I swear I see the security guard raise his eyebrows slightly at my photo, but at least the gates heave open a few moments later, creaking to a stop beside the two guardian stone lions facing the streets. Scooping up the last of my dignity, I thank him and hurry inside.
Whoever designed the Airington school campus clearly intended to create an artistic blend of Eastern and Western, old and modern architectural elements. It’s why the main entrance is paved with flat, wide tiles like those in the Forbidden City, and farther down are artificial Chinese gardens with koi ponds and tiered pagodas with slanting vermillion roofs, but the actual school buildings are built with polished floor-to-ceiling windows and glass bridges stretching over slices of green lawn.

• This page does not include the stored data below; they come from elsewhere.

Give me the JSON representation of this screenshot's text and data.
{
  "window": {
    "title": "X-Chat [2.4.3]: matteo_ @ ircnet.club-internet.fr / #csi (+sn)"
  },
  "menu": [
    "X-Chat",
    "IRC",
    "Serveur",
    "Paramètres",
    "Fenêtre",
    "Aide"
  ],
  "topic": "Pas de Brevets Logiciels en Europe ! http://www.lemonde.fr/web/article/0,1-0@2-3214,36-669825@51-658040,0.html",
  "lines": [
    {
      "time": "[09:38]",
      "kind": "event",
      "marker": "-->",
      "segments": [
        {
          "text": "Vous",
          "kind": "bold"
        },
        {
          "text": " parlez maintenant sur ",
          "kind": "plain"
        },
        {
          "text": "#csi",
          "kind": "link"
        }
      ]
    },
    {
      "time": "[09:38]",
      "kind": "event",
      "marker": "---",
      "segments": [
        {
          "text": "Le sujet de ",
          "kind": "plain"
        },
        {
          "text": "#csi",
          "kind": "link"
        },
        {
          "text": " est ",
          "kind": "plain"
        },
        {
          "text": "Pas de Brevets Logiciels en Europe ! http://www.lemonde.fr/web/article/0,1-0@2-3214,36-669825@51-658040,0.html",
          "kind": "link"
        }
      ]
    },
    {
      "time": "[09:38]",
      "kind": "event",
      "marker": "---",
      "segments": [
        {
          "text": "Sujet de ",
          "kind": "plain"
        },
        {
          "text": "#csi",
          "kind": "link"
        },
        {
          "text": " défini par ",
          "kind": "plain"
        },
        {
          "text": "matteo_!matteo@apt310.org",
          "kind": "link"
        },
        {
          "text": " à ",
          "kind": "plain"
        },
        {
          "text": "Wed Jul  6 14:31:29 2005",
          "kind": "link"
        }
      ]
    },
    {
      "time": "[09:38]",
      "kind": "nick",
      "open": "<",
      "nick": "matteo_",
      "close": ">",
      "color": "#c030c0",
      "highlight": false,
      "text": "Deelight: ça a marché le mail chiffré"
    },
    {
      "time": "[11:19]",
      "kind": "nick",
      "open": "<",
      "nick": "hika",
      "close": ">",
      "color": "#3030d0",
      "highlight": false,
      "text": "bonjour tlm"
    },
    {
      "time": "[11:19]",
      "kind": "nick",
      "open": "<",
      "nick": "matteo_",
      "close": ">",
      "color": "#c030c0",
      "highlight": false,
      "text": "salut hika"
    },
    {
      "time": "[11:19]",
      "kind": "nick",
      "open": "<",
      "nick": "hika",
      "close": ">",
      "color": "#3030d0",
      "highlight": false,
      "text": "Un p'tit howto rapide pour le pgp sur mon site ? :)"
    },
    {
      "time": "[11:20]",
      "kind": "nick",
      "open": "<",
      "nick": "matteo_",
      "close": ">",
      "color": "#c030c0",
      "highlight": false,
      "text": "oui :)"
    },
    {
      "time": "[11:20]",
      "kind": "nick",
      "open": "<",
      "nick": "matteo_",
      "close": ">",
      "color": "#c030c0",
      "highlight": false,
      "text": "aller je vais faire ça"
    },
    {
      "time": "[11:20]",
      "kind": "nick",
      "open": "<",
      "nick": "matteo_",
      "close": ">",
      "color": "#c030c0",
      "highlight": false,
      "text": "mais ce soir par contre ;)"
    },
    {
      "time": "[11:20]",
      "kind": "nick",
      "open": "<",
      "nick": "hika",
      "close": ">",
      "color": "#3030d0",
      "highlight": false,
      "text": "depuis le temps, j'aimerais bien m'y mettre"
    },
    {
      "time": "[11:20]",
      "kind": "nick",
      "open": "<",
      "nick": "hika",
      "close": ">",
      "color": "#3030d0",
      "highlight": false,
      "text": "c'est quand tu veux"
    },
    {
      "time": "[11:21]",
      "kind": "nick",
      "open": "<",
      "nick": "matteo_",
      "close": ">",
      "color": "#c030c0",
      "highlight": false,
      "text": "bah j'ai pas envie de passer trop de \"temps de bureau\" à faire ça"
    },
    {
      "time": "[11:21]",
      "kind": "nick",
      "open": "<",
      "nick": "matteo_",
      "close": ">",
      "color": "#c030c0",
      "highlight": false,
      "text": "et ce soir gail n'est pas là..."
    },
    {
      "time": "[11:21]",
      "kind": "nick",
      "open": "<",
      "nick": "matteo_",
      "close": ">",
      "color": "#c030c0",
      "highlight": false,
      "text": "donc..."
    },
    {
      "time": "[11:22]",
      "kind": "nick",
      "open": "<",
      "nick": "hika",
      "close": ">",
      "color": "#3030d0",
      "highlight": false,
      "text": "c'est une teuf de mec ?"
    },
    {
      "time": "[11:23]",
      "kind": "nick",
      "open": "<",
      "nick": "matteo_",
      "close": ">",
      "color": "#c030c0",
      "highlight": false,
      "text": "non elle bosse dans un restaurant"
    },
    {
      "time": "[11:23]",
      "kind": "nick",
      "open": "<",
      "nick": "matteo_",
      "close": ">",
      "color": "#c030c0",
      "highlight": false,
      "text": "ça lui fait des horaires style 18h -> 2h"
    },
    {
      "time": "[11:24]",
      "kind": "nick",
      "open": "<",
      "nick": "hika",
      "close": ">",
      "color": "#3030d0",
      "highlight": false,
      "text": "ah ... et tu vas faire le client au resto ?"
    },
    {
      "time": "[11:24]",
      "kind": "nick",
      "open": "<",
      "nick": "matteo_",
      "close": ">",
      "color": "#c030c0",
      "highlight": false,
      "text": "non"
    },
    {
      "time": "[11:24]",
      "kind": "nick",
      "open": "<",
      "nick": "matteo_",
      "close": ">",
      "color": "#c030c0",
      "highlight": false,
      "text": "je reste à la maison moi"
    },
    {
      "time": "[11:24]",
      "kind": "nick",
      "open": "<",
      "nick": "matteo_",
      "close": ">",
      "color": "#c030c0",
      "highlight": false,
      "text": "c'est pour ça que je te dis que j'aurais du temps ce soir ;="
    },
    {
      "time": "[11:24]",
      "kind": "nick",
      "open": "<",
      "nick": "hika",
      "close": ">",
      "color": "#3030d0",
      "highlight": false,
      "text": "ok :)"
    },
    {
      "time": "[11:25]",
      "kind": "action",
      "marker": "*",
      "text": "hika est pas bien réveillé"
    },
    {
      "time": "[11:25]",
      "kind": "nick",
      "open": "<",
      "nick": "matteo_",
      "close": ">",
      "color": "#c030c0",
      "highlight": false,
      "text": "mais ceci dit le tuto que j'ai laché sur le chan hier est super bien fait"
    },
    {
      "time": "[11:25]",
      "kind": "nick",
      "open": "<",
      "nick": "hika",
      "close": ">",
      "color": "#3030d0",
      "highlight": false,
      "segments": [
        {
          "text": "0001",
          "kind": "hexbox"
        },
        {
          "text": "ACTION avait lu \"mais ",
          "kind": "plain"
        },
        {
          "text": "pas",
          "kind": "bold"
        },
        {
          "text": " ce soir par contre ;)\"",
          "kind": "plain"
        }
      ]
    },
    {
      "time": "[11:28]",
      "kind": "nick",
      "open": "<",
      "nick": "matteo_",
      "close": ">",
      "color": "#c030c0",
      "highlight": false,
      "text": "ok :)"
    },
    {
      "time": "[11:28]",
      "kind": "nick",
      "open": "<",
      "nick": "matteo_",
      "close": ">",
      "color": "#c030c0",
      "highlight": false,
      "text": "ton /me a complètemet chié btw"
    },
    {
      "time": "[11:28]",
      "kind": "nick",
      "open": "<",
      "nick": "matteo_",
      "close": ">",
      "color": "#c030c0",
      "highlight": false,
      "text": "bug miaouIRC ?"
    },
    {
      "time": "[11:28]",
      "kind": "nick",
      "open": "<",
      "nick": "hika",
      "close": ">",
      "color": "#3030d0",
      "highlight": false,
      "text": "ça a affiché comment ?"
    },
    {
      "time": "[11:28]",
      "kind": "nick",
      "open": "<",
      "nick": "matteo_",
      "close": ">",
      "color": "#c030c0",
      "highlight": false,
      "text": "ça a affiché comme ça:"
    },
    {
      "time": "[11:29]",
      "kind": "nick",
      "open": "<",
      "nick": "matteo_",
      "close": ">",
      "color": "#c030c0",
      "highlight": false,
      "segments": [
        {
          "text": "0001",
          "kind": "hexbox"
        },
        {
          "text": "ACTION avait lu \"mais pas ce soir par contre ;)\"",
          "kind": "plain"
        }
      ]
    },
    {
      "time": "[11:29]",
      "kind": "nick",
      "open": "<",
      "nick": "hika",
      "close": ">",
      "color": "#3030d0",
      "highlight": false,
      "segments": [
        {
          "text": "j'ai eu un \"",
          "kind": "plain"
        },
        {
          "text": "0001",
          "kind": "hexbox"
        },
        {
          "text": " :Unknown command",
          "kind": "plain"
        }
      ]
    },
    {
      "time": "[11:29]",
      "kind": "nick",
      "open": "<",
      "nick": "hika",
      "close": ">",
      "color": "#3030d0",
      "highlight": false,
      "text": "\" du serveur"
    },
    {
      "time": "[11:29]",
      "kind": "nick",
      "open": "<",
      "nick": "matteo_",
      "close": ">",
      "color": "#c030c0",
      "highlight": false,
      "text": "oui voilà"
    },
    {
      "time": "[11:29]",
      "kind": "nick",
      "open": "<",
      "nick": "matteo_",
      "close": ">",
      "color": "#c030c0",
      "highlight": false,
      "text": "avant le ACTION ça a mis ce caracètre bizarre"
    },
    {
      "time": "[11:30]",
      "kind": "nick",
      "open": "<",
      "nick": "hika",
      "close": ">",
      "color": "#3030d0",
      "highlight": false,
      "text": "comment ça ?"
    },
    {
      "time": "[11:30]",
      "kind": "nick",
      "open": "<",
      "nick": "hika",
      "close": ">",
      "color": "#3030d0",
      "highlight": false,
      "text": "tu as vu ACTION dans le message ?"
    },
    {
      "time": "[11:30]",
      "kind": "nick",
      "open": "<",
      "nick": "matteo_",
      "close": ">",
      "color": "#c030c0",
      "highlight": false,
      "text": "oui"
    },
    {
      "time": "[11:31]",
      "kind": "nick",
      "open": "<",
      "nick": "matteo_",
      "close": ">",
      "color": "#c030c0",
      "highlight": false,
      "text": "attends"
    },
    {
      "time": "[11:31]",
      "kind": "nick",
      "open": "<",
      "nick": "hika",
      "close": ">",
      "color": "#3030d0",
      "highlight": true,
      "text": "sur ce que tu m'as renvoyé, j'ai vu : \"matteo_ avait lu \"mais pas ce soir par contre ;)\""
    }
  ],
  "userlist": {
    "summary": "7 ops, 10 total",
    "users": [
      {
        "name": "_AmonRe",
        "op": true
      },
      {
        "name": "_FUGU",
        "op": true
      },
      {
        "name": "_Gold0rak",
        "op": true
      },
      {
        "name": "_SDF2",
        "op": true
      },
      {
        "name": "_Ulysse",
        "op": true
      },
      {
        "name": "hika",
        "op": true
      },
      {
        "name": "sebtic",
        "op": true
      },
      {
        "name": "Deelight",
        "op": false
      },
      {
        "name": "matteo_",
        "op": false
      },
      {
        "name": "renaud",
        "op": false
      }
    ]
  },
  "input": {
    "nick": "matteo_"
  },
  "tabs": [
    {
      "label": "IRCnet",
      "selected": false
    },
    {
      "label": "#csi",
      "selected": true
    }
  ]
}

If I’m being honest though, it looks more like someone started filming one of those ancient Chinese costume dramas here and forgot to clean up the set.
It doesn’t help that everything is so spread out. It takes me almost ten minutes to run across the courtyard, around the science building, and into the auditorium, and by then, the vast, brightly lit space is already packed with students.
Excited voices bounce off the walls like waves off a shore. The volume is even louder than usual as people launch into monologues on everything they did over the summer. I don’t even need to listen to know the details; it was all over Instagram, from Rainie Lam’s bikini pics at some villa the Kardashians once stayed in, to Chanel Cao’s many filtered selfies on her parents’ new yacht.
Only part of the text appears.